A noite se aproximava quando adentraram na Cidade dos Eleitos. Os últimos raios de sol banhavam as construções, pintando tons alaranjados nas pedras milenares.

O lugar era diferente do que Marie imaginou, quando ainda era uma eleita. As descrições de Melina, embora detalhadas, não alcançavam a sua verdadeira beleza e imponência. Em verdade, era muito semelhante a Flyn, contudo parecia menos amistosa, graças a ação do tempo e a ausência do grande número de árvores que costumavam integrar-se e muitas vezes forneciam sustentação para as construções da capital florinae.

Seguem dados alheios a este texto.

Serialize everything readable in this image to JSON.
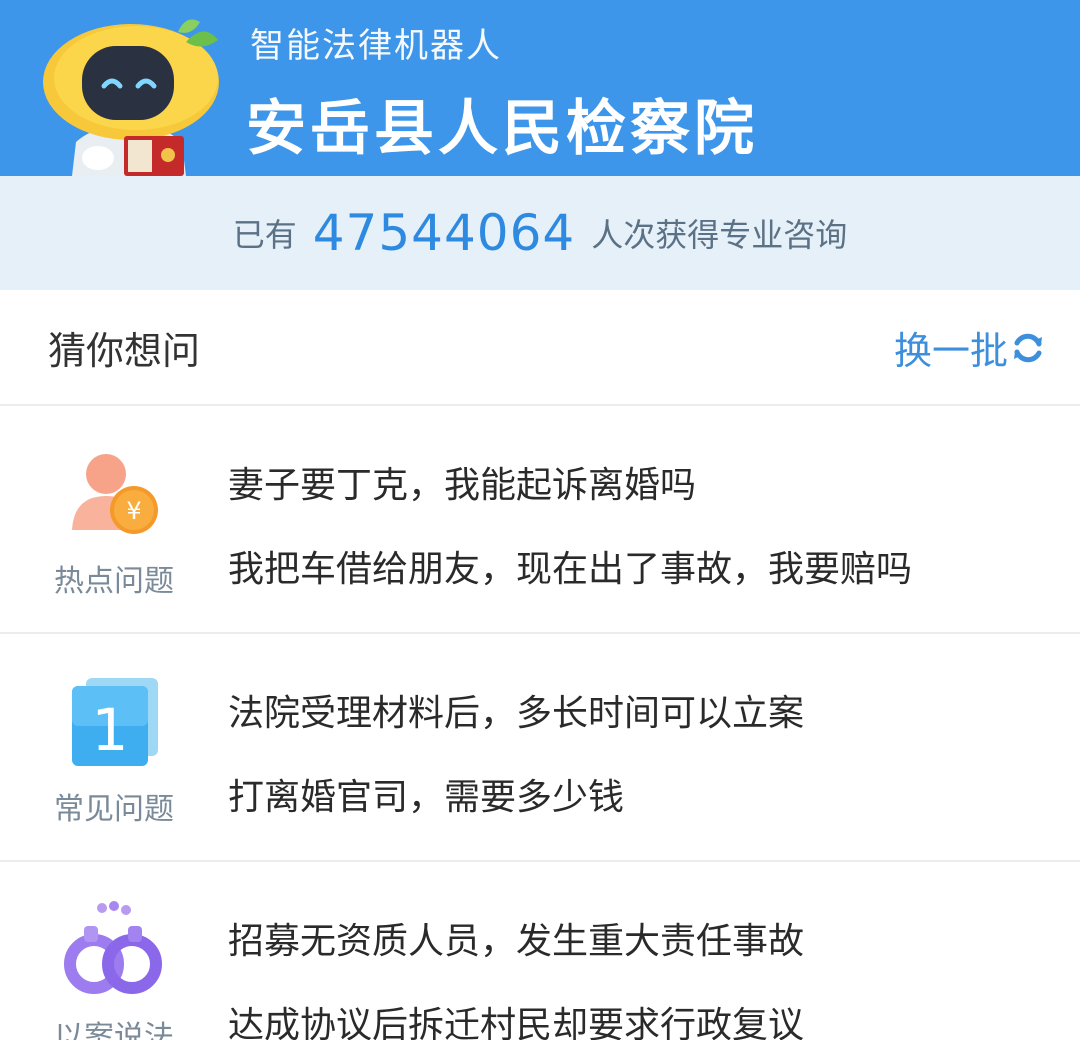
{
  "header": {
    "subtitle": "智能法律机器人",
    "title": "安岳县人民检察院"
  },
  "stats": {
    "prefix": "已有",
    "count": "47544064",
    "suffix": "人次获得专业咨询"
  },
  "guess": {
    "title": "猜你想问",
    "refresh_label": "换一批"
  },
  "sections": [
    {
      "category": "热点问题",
      "icon": "person-yen-icon",
      "questions": [
        "妻子要丁克，我能起诉离婚吗",
        "我把车借给朋友，现在出了事故，我要赔吗"
      ]
    },
    {
      "category": "常见问题",
      "icon": "number-one-card-icon",
      "questions": [
        "法院受理材料后，多长时间可以立案",
        "打离婚官司，需要多少钱"
      ]
    },
    {
      "category": "以案说法",
      "icon": "handcuffs-icon",
      "questions": [
        "招募无资质人员，发生重大责任事故",
        "达成协议后拆迁村民却要求行政复议"
      ]
    }
  ],
  "colors": {
    "header_bg": "#3d96ea",
    "stats_bg": "#e6f0f9",
    "accent": "#2e8ae0"
  }
}
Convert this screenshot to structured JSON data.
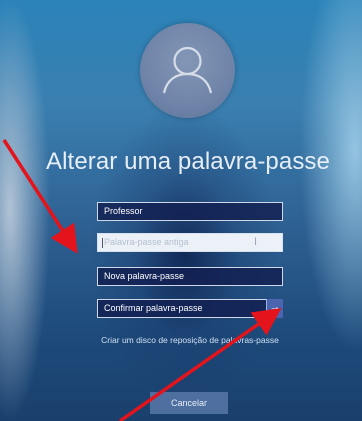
{
  "window": {
    "title": "Alterar uma palavra-passe"
  },
  "avatar": {
    "icon": "user-silhouette-icon"
  },
  "form": {
    "username": "Professor",
    "old_password_placeholder": "Palavra-passe antiga",
    "new_password_placeholder": "Nova palavra-passe",
    "confirm_password_placeholder": "Confirmar palavra-passe",
    "submit_icon": "arrow-right-icon",
    "reset_disk_link": "Criar um disco de reposição de palavras-passe",
    "cancel_label": "Cancelar"
  },
  "annotations": {
    "arrow_color": "#e3141b"
  }
}
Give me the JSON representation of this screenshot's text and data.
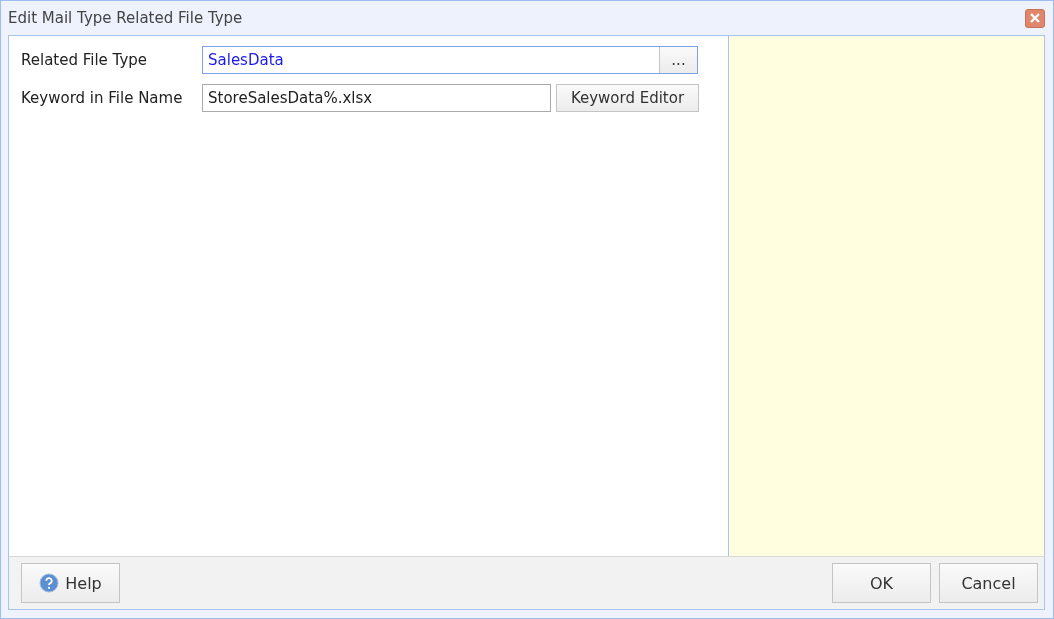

Não houve resistência à entrada deles na cidadela. Com efeito, o fato de não haver ninguém guardando as muralhas, trouxe muito incômodo a todos. Por isso, tomaram algum tempo de observação e investigação antes de arriscarem-se a entrar no covil do inimigo.

— Mantenham-se atentos. — Verne alertou.

Ele dividiu os homens, colocando-os em grupos com um ou mais ordenados. Melina alimentou as chamas de tochas com sua magia e as distribuiu entre eles. Seguindo seu exemplo, Voltruf congelou as pontas das flechas e as lâminas das espadas e punhais longos.

Após os arranjos, o espírito tomou um momento para admirar o lugar em que passou a maior parte da vida. Seu semblante parecia tão sóbrio e rígido quanto o de uma estátua. Virnan costumava falar para Marie que "um olhar pode dizer mais que palavras" e, assim, não escapou à mestra a emoção do espírito.

— Apesar do tempo, parece que não mudou muito. — Disse Bórian, com o leve indício de um sorriso debaixo dos fios negros da barba.

Assim que saíram da Floresta, ele e Voltruf voltaram a ser invisíveis para todos, exceto Melina e Marie.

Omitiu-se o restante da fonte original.